Bisherige Empfehlungen zu einem gesunden Lebensstil beruhen auf einem bevölkerungsbezogenen Ansatz. Zwar konnte der Effekt einer mediterranen Kost oder regelmäßiger körperlicher Aktivität zum Beispiel im Hinblick auf die Diabetesprävention in Interventionsstudien wirkungsvoll gezeigt werden, dennoch profitieren nicht alle Patientinnen in gleichem Umfang von den vorgegebenen Maßnahmen. Personalisierte Empfehlungen, die nicht nur die individuellen Wünsche, Fähigkeiten und Ziele der Frauen berücksichtigen, sondern beispielhaft auch anthropometrische, metabolomische sowie klinische und (epi)genetische Daten, einschließlich der Zusammensetzung des Mikrobioms berücksichtigen, verbessern zentrale Stoffwechselparameter und werden zukünftig an Bedeutung gewinnen.

Psychologischen Aspekte in der Beratung – kleine Schritte und realistische Ziele

Häufig schätzen Patientinnen ihre körperliche Aktivität sowie den Umfang und die Qualität der Nahrungsauswahl falsch ein.

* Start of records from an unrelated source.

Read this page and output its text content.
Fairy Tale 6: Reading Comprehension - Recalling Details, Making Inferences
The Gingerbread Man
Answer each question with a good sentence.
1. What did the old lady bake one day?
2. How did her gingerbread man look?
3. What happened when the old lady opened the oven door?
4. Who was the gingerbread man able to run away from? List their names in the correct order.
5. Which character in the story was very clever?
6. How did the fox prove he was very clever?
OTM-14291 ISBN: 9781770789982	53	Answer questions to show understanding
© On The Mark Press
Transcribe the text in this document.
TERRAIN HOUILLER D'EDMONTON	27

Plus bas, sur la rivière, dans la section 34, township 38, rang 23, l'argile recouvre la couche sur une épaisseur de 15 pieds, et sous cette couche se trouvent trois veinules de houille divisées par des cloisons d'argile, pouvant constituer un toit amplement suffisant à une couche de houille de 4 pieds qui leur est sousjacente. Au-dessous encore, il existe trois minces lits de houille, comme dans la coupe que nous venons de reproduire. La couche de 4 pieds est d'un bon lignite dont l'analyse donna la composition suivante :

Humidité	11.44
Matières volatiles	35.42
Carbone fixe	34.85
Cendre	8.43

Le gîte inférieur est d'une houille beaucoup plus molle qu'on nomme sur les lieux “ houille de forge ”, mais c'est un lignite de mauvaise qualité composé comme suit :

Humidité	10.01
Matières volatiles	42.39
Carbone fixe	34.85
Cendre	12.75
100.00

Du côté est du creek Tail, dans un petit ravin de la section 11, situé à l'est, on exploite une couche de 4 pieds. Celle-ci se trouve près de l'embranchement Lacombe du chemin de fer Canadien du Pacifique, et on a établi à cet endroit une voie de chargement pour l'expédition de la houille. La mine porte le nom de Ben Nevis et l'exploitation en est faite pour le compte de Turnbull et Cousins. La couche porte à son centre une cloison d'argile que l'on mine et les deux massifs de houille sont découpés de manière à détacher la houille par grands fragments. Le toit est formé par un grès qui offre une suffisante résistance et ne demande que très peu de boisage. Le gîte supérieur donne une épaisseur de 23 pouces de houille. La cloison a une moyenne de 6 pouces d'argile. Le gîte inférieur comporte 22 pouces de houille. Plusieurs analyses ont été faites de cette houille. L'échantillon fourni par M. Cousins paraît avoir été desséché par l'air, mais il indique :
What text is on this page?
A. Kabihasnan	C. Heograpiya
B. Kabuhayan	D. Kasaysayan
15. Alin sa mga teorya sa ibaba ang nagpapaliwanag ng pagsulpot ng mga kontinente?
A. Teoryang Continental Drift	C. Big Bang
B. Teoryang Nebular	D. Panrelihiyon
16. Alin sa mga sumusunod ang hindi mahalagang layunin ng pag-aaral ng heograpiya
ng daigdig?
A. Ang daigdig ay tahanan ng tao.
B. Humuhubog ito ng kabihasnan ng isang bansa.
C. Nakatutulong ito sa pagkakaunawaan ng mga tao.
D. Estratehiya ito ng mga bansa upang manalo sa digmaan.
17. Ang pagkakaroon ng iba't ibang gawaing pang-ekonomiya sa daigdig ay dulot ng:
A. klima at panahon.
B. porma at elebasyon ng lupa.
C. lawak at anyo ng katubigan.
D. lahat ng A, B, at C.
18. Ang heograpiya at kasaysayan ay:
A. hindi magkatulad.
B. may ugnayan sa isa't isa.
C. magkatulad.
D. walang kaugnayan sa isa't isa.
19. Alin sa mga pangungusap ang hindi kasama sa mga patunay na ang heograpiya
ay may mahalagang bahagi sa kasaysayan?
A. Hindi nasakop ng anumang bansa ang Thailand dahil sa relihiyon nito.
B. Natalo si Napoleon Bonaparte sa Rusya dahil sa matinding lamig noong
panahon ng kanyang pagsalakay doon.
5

Hilfreich ist deshalb die digitale Dokumentation des eigenen Ess- und Bewegungsverhaltens. Was zählt, ist der Wochendurchschnitt. Gelegentliche Ausrutscher im Ess- und Bewegungsverhalten sind völlig normal und können kompensiert werden. Im Beratungsalltag trägt die Stärkung der intrinsischen Motivation der Patientin oft zu einer höheren Veränderungsbereitschaft bei. Hilfreich ist es, persönlich verbindliche Ziele und Wege zu definieren und in einem Veränderungsplan festzuhalten. Hierbei müssen sich die Handlungsempfehlungen am subjektiven Lebensumfeld der Patientin und ihres Umfeldes orientieren. 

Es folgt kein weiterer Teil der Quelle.